Trivia quiz: Remember “Sleepers”? The 1996 best seller about four men who conspire to kill a guard who molested them when they were juvenile delinquents? It was made into a movie starring Brad Pitt. Remember the 2003 best seller “Mystic River”? It was about the abduction of a boy, his return, and a murder and made into a movie starring Sean Penn. And what about “The Secret History”? Do you remember that book? It was about cookie-cutter college kids who try to commit the perfect murder and hasn’t been made into a movie yet. No problem if you missed them. This year’s version of “Sleepers”, “Mystic River” and “The Secret History” is called “The Guardians” and I’m thinking Russell Crowe would make a great lead as a Parkinsons patient returning to the scene of a crime he and three boyhood friends committed decades ago. Unfortunately, given the depressing state of movies today the part will likely go to one of the “Gossip Girl” guys.

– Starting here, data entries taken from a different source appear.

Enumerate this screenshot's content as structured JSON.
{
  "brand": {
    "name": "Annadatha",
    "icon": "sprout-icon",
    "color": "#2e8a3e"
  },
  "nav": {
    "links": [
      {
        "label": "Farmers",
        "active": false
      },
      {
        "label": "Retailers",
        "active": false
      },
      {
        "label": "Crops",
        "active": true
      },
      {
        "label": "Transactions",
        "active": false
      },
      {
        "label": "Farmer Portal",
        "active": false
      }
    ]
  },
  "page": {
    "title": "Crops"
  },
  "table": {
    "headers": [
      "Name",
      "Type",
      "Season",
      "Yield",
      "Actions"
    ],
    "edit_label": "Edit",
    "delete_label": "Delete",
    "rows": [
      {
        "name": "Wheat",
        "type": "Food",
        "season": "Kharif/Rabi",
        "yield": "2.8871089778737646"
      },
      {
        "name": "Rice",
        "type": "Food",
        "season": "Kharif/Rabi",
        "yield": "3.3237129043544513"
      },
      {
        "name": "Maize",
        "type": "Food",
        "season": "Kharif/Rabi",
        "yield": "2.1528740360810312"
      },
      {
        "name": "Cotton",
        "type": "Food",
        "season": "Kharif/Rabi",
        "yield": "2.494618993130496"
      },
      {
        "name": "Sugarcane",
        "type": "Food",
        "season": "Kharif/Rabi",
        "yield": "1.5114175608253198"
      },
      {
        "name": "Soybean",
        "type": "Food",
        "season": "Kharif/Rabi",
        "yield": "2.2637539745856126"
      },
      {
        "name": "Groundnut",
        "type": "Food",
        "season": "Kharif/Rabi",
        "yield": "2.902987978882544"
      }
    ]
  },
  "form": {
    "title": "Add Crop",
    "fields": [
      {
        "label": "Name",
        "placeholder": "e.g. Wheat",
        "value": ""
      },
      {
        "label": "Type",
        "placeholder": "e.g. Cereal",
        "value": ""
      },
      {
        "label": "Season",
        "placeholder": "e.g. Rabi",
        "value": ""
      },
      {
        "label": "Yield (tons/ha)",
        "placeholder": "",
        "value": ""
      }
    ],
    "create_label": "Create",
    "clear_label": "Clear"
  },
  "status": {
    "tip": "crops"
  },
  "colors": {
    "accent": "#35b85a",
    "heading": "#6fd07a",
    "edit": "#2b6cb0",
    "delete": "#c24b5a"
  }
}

This time the scene of the crime is a grisly town aptly named Grimshaw. The guys are reunited when one of them commits suicide and the remaining three realize that three people really can keep a secret – if two of them are dead. “I know now that you can do terrible things without an idea,” one of them writes in his Memory Diary. “You can do them without feeling it’s really you doing them.” And in that one sentence Pyper sums up the thoughtless crimes of youth; his book becomes a “Crime and Punishment” x 4. But “The Guardians” is also a character study about WHY kids do awful things and then say they don’t know why they did what they did. (If you don’t know what I’m talking about just watch a few episodes of “Judge Judy” when she grills a stupid teen about his/her DUI.) Giving his lead character Parkinsons is a nice touch (literally; doorknobs feel like a “ball of ice”) even if it reminds you of the pulpy vulnerabilities Stephen King favours for his own characters (it seems like someone in every King novel has asthma). Pyper is a better writer, though (no nasty e-mails, please). There’s something epic about “The Guardians” – and not in a populist, corny way. The ground it covers should feel well-tread and obvious and yet it instead feels fresh, inventive and engaging. For instance, a Grimshaw restaurant is underlit not for ambience “but to hide whatever crunches underfoot on the carpet.” “The Guardians” is a psychological thriller with actual idiosyncratic smarts.